= Abstraction–filtration–comparison test =

The abstraction–filtration–comparison (AFC) test is a method of identifying substantial similarity for the purposes of applying copyright law. In particular, the AFC test is used to determine whether non-literal elements of a computer program have been copied by comparing the protectable elements of two programs. The AFC test was developed by the United States Court of Appeals for the Second Circuit in 1992 in its opinion for
Computer Associates Int. Inc. v. Altai Inc. It has been widely adopted by United States courts and recognized by courts outside the United States as well.

==Background==

The Second Circuit Court of Appeals developed the AFC test for use in Computer Associates Int'l, Inc. v. Altai Inc. In that case, Computer Associates sued Altai for copyright infringement of a computer job scheduler program that was designed to be easily ported between operating systems. Proving copyright infringement requires proving both ownership of the copyright and that copying took place. This second requirement can be met either by direct proof, or as is more usually done, by demonstrating the following: 1) the defendant had access to the copyright material and 2) there is substantial similarity between the copyrighted work and the defendant's work. Demonstrating substantial similarity can be difficult when the two works are not exact replicas, either in full or in part. The Second Circuit court had found there was little previous guidance on how best to do this.

One notable previous treatment of substantial similarity of the structure, sequence and organization (SSO) of software was adopted by the Third Circuit in Whelan v. Jaslow. The court there suggested identifying the main function of a program as the idea and everything that is not strictly necessary for the purposes of the idea can be considered expression. The Altai court declined to follow this method, noting that the Whelan method "did not place enough emphasis on practical considerations". The AFC test was devised to handle that issue; it is a method for determining whether substantial similarity exists between two computer programs, especially in non-literal elements of the program.

==Steps==
The AFC test is a three-step process for determining substantial similarity of the non-literal elements of a computer program. The process requires the court to first identify the increasing levels of abstraction of the program. Then, at each level of abstraction, material that is not protectable by copyright is identified and filtered out from further examination. The final step is to compare the defendant's program to the plaintiff's, looking only at the copyright-protected material as identified in the previous two steps, and determine whether the plaintiff's work was copied. In addition, the
court will assess the relative significance of any copied material with respect to the entire program.

===Abstraction===
The purpose of the abstraction step is to identify which aspects of the program constitute its expression and which are the ideas. By what is commonly referred to as the idea/expression dichotomy, copyright law protects an author's expression, but not the idea behind that expression. In a computer program, the lowest level of abstraction, the concrete code of the program, is clearly expression, while the highest level of
abstraction, the general function of the program, might be better classified as the idea behind the program. The abstractions test was first developed by the Second Circuit for use in literary works, but in the AFC test, they outline how it might be applied to computer
programs. The court identifies possible levels of abstraction that can be defined. In increasing order
of abstraction; these are: individual instructions, groups of instructions organized into a "hierarchy of modules", the functions of the lowest-level modules, the functions of the higher-level modules, the "ultimate function" of the code.

===Filtration===
The second step is to remove from consideration aspects of the program which are not legally protectable by copyright. The analysis is done at each level of abstraction identified in the previous step. The
court identifies three factors to consider during this step: elements dictated by efficiency, elements dictated by external factors, and elements taken from the public domain.

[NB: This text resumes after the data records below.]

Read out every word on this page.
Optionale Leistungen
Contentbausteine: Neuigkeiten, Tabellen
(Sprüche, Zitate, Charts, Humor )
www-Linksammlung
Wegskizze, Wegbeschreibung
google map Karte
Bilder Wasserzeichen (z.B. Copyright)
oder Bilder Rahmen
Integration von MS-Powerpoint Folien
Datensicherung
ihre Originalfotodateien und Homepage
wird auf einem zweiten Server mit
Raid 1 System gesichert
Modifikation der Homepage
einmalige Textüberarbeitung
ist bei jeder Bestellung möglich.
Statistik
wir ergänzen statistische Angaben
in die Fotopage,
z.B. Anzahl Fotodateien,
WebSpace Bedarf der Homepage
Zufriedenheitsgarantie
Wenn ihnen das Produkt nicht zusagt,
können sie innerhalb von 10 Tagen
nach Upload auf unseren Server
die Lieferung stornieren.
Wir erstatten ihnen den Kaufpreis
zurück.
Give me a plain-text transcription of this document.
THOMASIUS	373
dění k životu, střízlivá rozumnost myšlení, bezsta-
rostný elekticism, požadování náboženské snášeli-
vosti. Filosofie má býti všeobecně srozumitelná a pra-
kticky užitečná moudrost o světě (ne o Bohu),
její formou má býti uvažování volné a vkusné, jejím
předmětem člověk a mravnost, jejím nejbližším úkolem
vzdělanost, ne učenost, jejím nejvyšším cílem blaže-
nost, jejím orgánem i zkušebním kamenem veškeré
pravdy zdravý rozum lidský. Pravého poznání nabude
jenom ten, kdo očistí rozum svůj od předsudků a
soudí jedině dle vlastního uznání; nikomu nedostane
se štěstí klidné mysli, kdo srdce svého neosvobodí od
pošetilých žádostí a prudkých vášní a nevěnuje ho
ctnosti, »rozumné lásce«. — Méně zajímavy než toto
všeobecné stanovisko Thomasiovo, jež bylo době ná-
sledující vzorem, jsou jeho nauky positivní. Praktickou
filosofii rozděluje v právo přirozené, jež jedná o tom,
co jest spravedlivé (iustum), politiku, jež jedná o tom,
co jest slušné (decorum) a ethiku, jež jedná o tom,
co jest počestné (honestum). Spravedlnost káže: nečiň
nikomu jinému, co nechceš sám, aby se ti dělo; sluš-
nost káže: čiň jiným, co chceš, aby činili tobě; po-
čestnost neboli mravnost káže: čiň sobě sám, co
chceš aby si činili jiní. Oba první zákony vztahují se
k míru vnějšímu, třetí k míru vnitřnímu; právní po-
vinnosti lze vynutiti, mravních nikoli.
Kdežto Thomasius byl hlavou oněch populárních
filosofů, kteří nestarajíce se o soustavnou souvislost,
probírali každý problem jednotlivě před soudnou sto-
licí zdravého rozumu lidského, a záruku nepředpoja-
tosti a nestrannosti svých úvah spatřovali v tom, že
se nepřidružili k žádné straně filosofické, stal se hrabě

The court explains that elements dictated by efficiency are removed from consideration based on the merger doctrine which states that a form of expression that is incidental to the idea cannot be protected by copyright. In computer programs, concerns for efficiency may limit the possible ways to achieve a particular function, making a particular expression necessary to achieving the idea. In this case, the expression is not protected by copyright.

Eliminating elements dictated by external factors is an application of the scènes à faire doctrine
to computer programs. The doctrine holds that elements necessary for, or standard to, expression in some particular theme cannot be protected by copyright. Elements dictated by external factors may include hardware specifications, interoperability and compatibility requirements, design standards, demands of the market being served, and standard programming techniques.

Finally, material that exists in the public domain can not be copyrighted and is also removed from the analysis.

===Comparison===
The final step of the AFC test is to consider the elements of the program identified in the first step and remaining after the second step, and for each of these compare the defendant's work with the plaintiff's to determine if the one is a copy of the other. In addition, the court will look at
the importance of the copied portion with respect to the entire program.

==Acceptance and use==
Following the Altai case, the AFC method has been widely adopted. Since 1992, every court to deal with the issue of determining substantial similarity in the non-literal aspects of computer programs has chosen the AFC method over the Whelan method. Extension of AFC to other (non-computer program) areas of copyright law has been slow, however. The analysis of the filtration step has been endorsed by courts in Canada and France. In the UK, the AFC test has the dubious honor of being endorsed and disapproved in successive cases. Current English law does not follow the AFC test laid out in Altai.